Posted by Chris Johnson on August 23rd, 2013Chris Johnson is an RTC Columnist. He can be reached @ChrisDJohnsonn.
The sophomore breakout formula Sports Illustrated’s Luke Winn has been using over the past few seasons to highlight players expected to dramatically improve in their second years is not like any old fuzzy, subjective, qualitative preseason guessing game. It is grounded in a precise statistical methodology, designed to identify players who evince star potential in limited sample sizes and, in turn, realize that potential over more minutes by putting up big numbers in the coming season. Here’s his explanation: “To qualify, a player cannot have averaged much more than 20 minutes per game as a freshman. But while he was on the floor, he had to use a go-to-guy’s share of his team’s offensive possessions (around 24 percent or higher) with a respectable level of efficiency (an ORating of at least 100.0, or one point per possession). The underlying theory, as first proposed byBasketball Prospectus, is that go-to-guys tend to act like it from the start of their careers, even in limited playing time. “Players who are not very involved in the offense,” Ken Pomeroy wrote for BP in 2007, “tend to stay that way.” Winn’s track record is terrific; most of the players he highlights make good on their breakout promise – from Malik Waayns at Villanova in 2010-11 to Terrell Stoglin at Maryland in 2011-12 to Andre Hollins at Minnesota last season.

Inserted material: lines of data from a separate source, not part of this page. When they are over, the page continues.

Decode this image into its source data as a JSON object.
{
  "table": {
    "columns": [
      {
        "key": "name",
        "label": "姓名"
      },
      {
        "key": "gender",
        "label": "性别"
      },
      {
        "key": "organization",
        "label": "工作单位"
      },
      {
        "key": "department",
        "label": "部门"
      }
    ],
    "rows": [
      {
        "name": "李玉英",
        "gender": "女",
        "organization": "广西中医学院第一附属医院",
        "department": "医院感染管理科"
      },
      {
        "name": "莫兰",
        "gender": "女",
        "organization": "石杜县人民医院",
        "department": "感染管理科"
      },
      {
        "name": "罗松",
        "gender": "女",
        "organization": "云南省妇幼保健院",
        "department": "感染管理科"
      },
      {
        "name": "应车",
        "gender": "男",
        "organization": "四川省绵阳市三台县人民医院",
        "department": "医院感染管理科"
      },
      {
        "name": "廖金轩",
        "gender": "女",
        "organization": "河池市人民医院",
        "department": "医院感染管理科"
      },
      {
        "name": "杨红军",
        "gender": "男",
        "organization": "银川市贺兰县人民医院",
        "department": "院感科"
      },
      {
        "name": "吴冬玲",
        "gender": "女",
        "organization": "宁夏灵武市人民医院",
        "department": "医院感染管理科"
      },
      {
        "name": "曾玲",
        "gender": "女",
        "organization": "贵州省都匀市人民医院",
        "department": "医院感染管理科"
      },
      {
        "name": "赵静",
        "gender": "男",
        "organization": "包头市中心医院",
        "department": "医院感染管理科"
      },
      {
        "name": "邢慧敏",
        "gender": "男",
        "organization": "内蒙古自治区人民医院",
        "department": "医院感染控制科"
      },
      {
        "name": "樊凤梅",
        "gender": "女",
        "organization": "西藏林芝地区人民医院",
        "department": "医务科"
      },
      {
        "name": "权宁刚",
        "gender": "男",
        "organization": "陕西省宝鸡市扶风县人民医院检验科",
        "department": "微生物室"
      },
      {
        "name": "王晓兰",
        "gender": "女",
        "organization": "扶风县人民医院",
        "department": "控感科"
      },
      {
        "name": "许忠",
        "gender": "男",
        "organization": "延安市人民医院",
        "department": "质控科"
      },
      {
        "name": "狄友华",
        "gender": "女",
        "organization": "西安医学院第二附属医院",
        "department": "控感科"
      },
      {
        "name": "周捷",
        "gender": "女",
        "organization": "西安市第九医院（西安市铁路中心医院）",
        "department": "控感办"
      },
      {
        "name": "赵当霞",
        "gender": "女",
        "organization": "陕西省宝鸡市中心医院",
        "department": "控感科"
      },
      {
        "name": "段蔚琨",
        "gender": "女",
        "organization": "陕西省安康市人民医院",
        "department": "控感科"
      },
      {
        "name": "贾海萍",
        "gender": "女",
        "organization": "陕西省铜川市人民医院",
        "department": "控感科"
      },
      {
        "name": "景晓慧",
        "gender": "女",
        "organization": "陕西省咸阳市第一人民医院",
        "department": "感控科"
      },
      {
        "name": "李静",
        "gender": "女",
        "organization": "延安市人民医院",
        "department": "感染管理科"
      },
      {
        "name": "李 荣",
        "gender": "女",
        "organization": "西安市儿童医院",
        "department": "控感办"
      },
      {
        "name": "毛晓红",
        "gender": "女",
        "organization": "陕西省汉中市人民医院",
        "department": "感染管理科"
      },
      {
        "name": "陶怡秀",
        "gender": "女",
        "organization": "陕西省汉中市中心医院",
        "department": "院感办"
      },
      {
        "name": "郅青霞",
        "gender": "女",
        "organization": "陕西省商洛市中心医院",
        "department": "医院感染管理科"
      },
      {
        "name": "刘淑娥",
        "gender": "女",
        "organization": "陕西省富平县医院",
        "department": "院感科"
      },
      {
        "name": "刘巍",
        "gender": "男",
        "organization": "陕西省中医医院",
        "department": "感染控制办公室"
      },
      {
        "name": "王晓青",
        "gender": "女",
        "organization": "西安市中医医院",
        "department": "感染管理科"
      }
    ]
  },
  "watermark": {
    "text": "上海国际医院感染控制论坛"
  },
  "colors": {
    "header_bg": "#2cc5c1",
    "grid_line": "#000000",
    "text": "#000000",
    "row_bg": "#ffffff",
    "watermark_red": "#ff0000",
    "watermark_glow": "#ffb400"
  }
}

This year’s No. 1 breakout candidate, according to Winn, is Gonzaga center Przemek Karnowski. Last season, Karnowski averaged 5.7 points per game, posted a 102.5 offensive rating while using 27.0 percent of his team’s possessions, and logged 26.1 percent of available minutes. Karnowski’s minutes and shot opportunities are expected to increase next season – a fundamental criterion in Winn’s predictive method – largely because last season’s dominating frontcourt duo, Elias Harris and Kelly Olynyk, are now playing in the NBA. The Zags need a dominating frontcourt presence to help make up for their lost production and Karnowski, a highly-touted international recruit last season, is the perfect candidate. Picking him as college basketball’s biggest breakout candidate doesn’t just pass the tempo-free smell test; it makes intuitive sense. Karnowski is in excellent position to make the proverbial sophomore leap.